Eine Befragung als Partei (mit Aussageverweigerungsrecht) statt einer
Einvernahme als Zeugin (mit
Pflicht zur wahrheitsgemässen Aussage) hätte nach Darstellung der Beschwerdeführerin "bedeutende
Konsequenzen für [die] Pflichten bei den Aussagen" gehabt. Welche Konsequenzen sie damit genau
meinte, hat die Beschwerdeführerin freilich nicht erläutert. Vor allem aber hat sie nicht aufgezeigt,
inwiefern ihr durch die Art der Anhörung der Selbstanzeigerin ein Nachteil erwachsen sein könnte
(vgl. Urteil des BGer 2C_87/2020 vom 8. März 2021, A. AG gg. Weko betr. Vorladung als Zeugin, E.

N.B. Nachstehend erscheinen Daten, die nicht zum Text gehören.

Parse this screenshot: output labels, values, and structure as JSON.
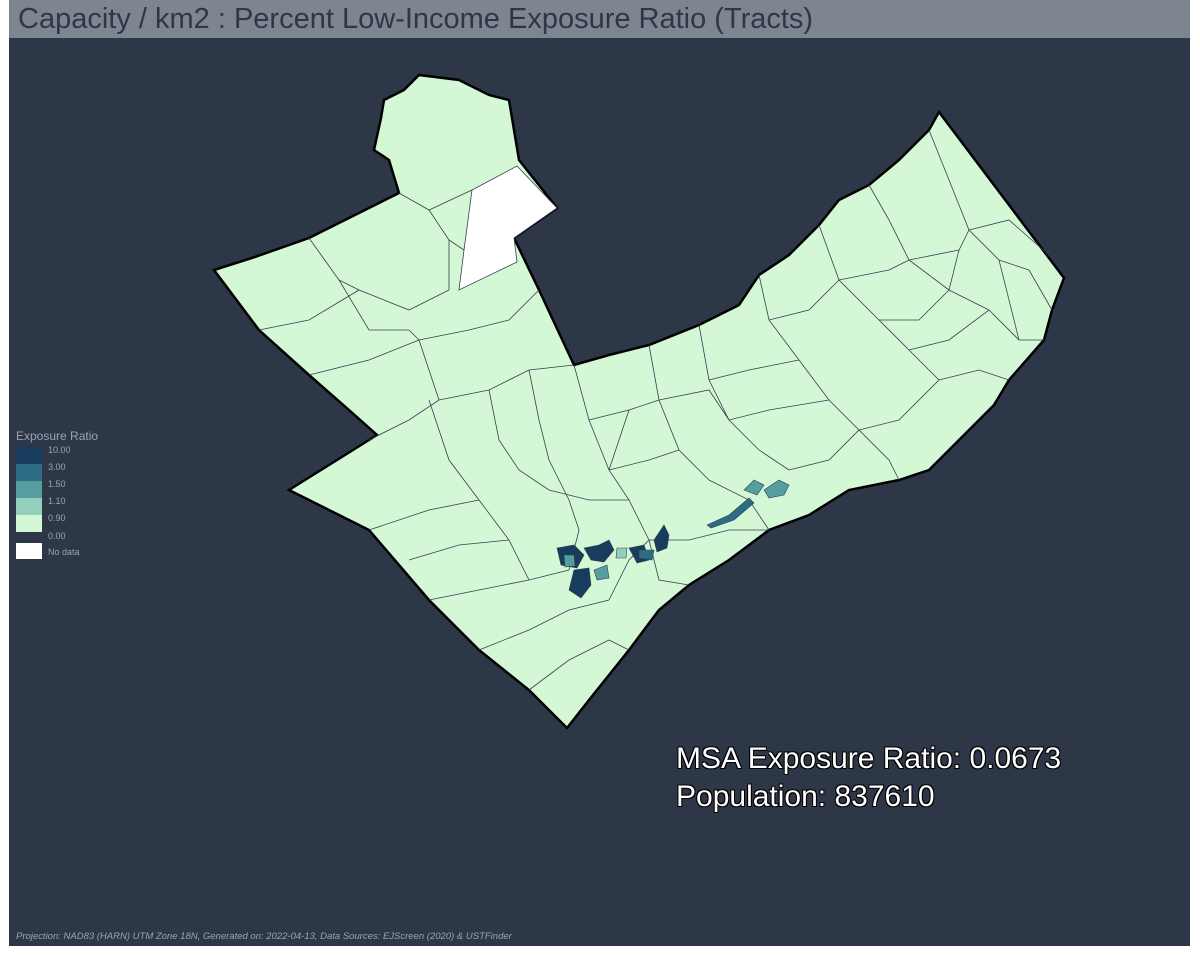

3.3, wo die Beschwerde nur dann zulässig gewesen wäre, wenn die Beschwerdeführerin hinreichend
substantiiert hätte, dass sie selbst durch die Zeugenbefragung einen nicht wiedergutzumachenden
Nachteil, insbesondere in Form einer Verletzung des nemo-tenetur-Grundsatzes, erleiden könnte).
Sodann berührt die (uneingeschränkte) Einvernahme ehemaliger Gesellschaftsorgane im Kartellsanktionsverfahren
"nemo tenetur" grundsätzlich nicht (BGE 147 II 144 E. 5.2.3; Urteil des BGer 2C_87/2020
vom 8. März 2021 E. 3.3).
Selbstanzeiger müssen gewisse Tatsachen offenlegen und sich damit möglicherweise (auch)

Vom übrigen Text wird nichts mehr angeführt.